Grounding Your Evidence: The Audit Workflow
Follow this pattern to ground every score:
-
Identify the detection signal from the rubric
- Example: "operationId on all operations"
-
Run a specific command to reveal the truth
- Example:
grep -c "operationId:" openapi.yaml | wc -l
- Example:
-
Record the output verbatim
- Example: "12 operationIds across 40 endpoints (30%)"
-
Cite the file path or command
- Example:
openapi.yamlorgrep -r "operationId" .
- Example:
-
Map evidence to rubric criterion
- Example: "Rubric says 2+ requires operationId on all operations. Evidence shows 30%. Score: 1."
-
Document confidence
- Example: "Medium confidence. Examined openapi.yaml (1 file), did not check code generation from spec."
Evidence Template
When documenting a dimension score, use this template:
**Dimension: [Name]**
**Score: [0/1/2/3]**
**Confidence: High / Medium / Low**
**Evidence:**
- [File path or grep command]: [Result]
- [File path or grep command]: [Result]
- [Command output]: [Result]
**Gap:** [What prevents a higher score]
**Next:** [What needs to change to improve]Example:
**Dimension: Error Handling**
**Score: 1**
**Confidence: High**
**Evidence:**
- src/middleware/errors.ts:45–67: Error handler returns `{ status, message }` only
- grep "is_retriable\|isRetriable" src/ : 0 matches
- grep "RFC 9457" docs/ : 0 matches
- grep "Retry-After" src/ : 1 match (rate limit header only, no error context)
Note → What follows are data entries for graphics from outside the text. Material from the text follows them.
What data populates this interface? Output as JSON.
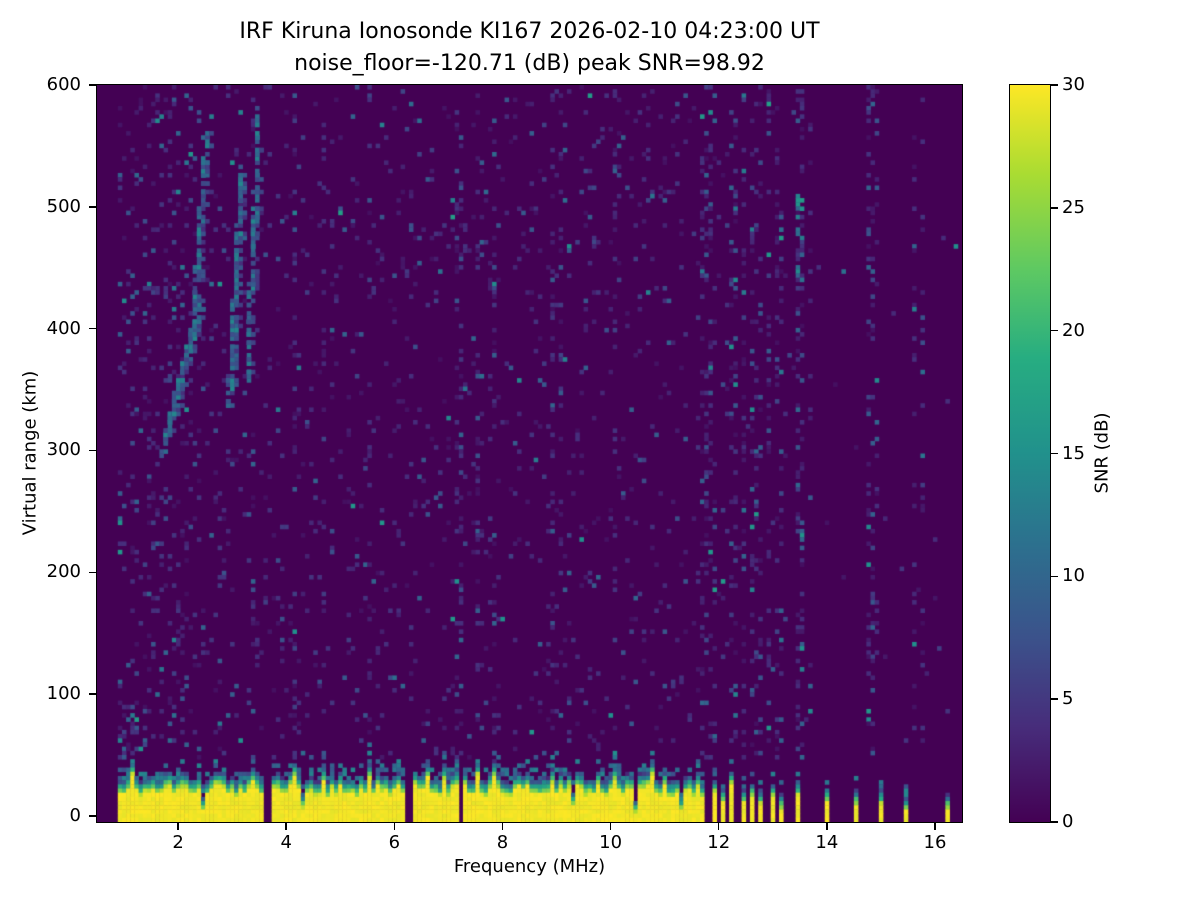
{
  "chart_data": {
    "type": "heatmap",
    "title": "IRF Kiruna Ionosonde KI167 2026-02-10 04:23:00  UT",
    "subtitle": "noise_floor=-120.71 (dB) peak SNR=98.92",
    "xlabel": "Frequency (MHz)",
    "ylabel": "Virtual range (km)",
    "colorbar_label": "SNR (dB)",
    "xlim": [
      0.5,
      16.5
    ],
    "ylim": [
      -5,
      600
    ],
    "clim": [
      0,
      30
    ],
    "xticks": [
      2,
      4,
      6,
      8,
      10,
      12,
      14,
      16
    ],
    "yticks": [
      0,
      100,
      200,
      300,
      400,
      500,
      600
    ],
    "colorbar_ticks": [
      0,
      5,
      10,
      15,
      20,
      25,
      30
    ],
    "colormap": "viridis",
    "colormap_stops": [
      [
        0,
        "#440154"
      ],
      [
        0.13,
        "#472d7b"
      ],
      [
        0.25,
        "#3b528b"
      ],
      [
        0.38,
        "#2c718e"
      ],
      [
        0.5,
        "#21918c"
      ],
      [
        0.63,
        "#27ad81"
      ],
      [
        0.75,
        "#5ec962"
      ],
      [
        0.88,
        "#aadc32"
      ],
      [
        1,
        "#fde725"
      ]
    ],
    "background_color": "#ffffff",
    "freq_coverage": [
      0.88,
      16.45
    ],
    "features": {
      "ground_band": {
        "freq_range": [
          0.88,
          11.62
        ],
        "solid_top_km": 30,
        "transition_top_km": 44,
        "snr_db": 30,
        "gaps": [
          [
            2.45,
            0.05,
            0.55
          ],
          [
            3.65,
            0.09,
            1.0
          ],
          [
            4.3,
            0.04,
            0.45
          ],
          [
            6.3,
            0.07,
            0.95
          ],
          [
            7.25,
            0.05,
            0.9
          ],
          [
            9.3,
            0.03,
            0.35
          ],
          [
            10.45,
            0.05,
            0.6
          ],
          [
            11.3,
            0.04,
            0.5
          ]
        ]
      },
      "band_strips": [
        [
          11.72,
          30
        ],
        [
          11.9,
          34
        ],
        [
          12.08,
          28
        ],
        [
          12.26,
          32
        ],
        [
          12.44,
          26
        ],
        [
          12.62,
          30
        ],
        [
          12.8,
          24
        ],
        [
          12.97,
          30
        ],
        [
          13.14,
          20
        ],
        [
          13.45,
          24
        ],
        [
          13.99,
          20
        ],
        [
          14.52,
          18
        ],
        [
          15.0,
          20
        ],
        [
          15.45,
          16
        ],
        [
          16.2,
          18
        ]
      ],
      "echo_traces": [
        [
          1.72,
          2.42,
          300,
          420,
          0.7
        ],
        [
          2.3,
          2.52,
          418,
          560,
          0.55
        ],
        [
          2.95,
          3.18,
          340,
          530,
          0.9
        ],
        [
          3.28,
          3.5,
          355,
          575,
          0.75
        ]
      ],
      "interference_columns_mhz": [
        7.2,
        11.8,
        12.3,
        12.9,
        13.5,
        14.8
      ],
      "teal_cluster": {
        "freq": 13.5,
        "range_km": [
          430,
          510
        ]
      },
      "noise_speckle_base_prob": 0.05
    }
  }
}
**Gap:** No RFC 9457 Problem Details. No is_retriable field. No suggestions array. No doc_uri linking.
**Next:** Refactor error schema to RFC 9457 format. Add is_retriable boolean. Populate suggestions array.Best Practices
Be specific. "The API is well-documented" is not evidence. "openapi.yaml has descriptions on 100% of operations, with examples on 95% of parameters" is.
Check multiple files. Don't assume one file represents the whole project. Sample representative surfaces (OpenAPI, CLI, MCP, errors, tests).
Cite line numbers. "src/api/index.ts:234: operationId missing" is better than "somewhere in the API code, operationId is missing".
Run the commands yourself. Don't paraphrase. Copy the exact grep/glob/command output into your findings. This makes audits reproducible.
Document low-confidence scores. If you haven't examined >30% of relevant code, mark it Low confidence and suggest manual re-verification.
Update scores iteratively. As you discover new evidence, update both the score and confidence level. Audits are not snapshots—they're living documents.